The goal of this project is to develop and apply an integrated framework for analyzing the environmental and economic dimensions of globalization and economic reform in Vietnam and other low-income countries of Southeast Asia. An additional goal is to augment the capacity for considering economic and environmental issues within the research and policy community.
The countries of Southeast Asia have experienced rapid growth since the mid-1990s. Many are moving toward greater international economic integration through more open trade with China and the United States. Vietnam is typical: steps toward globalization are proceeding together with major shifts in domestic development policy, with some significant policy authority now devolved to provincial, district, and even commune levels. Although World Bank estimates suggest that poverty has fallen since 1992, the country faces a number of serious and growing environmental problems, including high rates of forest loss and degradation of land and other natural resources. Vietnam has one of the highest rates of deforestation in Asia, and natural forests now cover less than 20% of the country, compared with 43% in 1943.
Existing patterns of natural resource degradation caused a significant depletion of the country's natural resource wealth and increased the exposure of Vietnam to flooding, pollution, and the potential collapse of biotic systems. These problems will become more serious as high population growth between 1975 and 1990 continue to expand the labor force and cause migration into marginal areas. Providing opportunities to vulnerable groups and further integrating Vietnam into the global economy will stress many natural systems. As a result, rapid, equitable, and sustainable growth is the most important challenge facing the country.
The goal of this activity is to ensure that generalizable lessons are communicated to broader audiences through peer-reviewed publications and other forms of research output. Several new policy working papers and a series of policy briefs will be developed for distribution in Vietnam. The Rola-Coxhead book is planned for submission to a major international publisher in 2005. Several working papers and policy briefs will also be prepared on the Philippine activities.

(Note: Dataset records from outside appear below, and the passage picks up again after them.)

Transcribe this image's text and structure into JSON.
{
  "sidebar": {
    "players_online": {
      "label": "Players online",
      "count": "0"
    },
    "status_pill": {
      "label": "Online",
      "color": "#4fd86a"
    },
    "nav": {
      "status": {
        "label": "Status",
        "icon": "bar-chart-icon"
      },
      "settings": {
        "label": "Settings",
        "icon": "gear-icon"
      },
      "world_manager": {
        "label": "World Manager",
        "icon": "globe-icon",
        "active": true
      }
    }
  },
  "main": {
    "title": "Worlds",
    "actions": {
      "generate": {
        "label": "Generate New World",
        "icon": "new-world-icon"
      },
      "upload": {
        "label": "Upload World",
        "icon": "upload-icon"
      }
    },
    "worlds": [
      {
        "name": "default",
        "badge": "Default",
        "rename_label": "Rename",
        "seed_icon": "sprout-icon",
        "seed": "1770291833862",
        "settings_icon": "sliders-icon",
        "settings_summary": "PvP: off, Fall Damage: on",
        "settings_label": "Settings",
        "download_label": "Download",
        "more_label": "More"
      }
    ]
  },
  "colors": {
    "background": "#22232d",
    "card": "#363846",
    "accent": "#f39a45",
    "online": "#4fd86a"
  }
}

A previous book by Shively and Coxhead on Philippine upland development builds on a decade of data gathering and analysis in the SANREM project in the southern Philippines. Whereas this book generalizes from that experience to watershed issues, a proposed book by Rola and Coxhead will present and analyze much more specific local data and cases, delving deeper into the institutional and local policy setting of the sustainable agricultural development issue – with special attention given to the question of decentralization and natural resource management.
Collating, archiving, and transferring metadata from the University of Wisconsin to Virginia Tech and other end users will be straightforward since most of what is required is already archived. The goal is to provide annotated, searchable databases of economic and environmental data for the use of researchers intending to aggregate or replicate the data.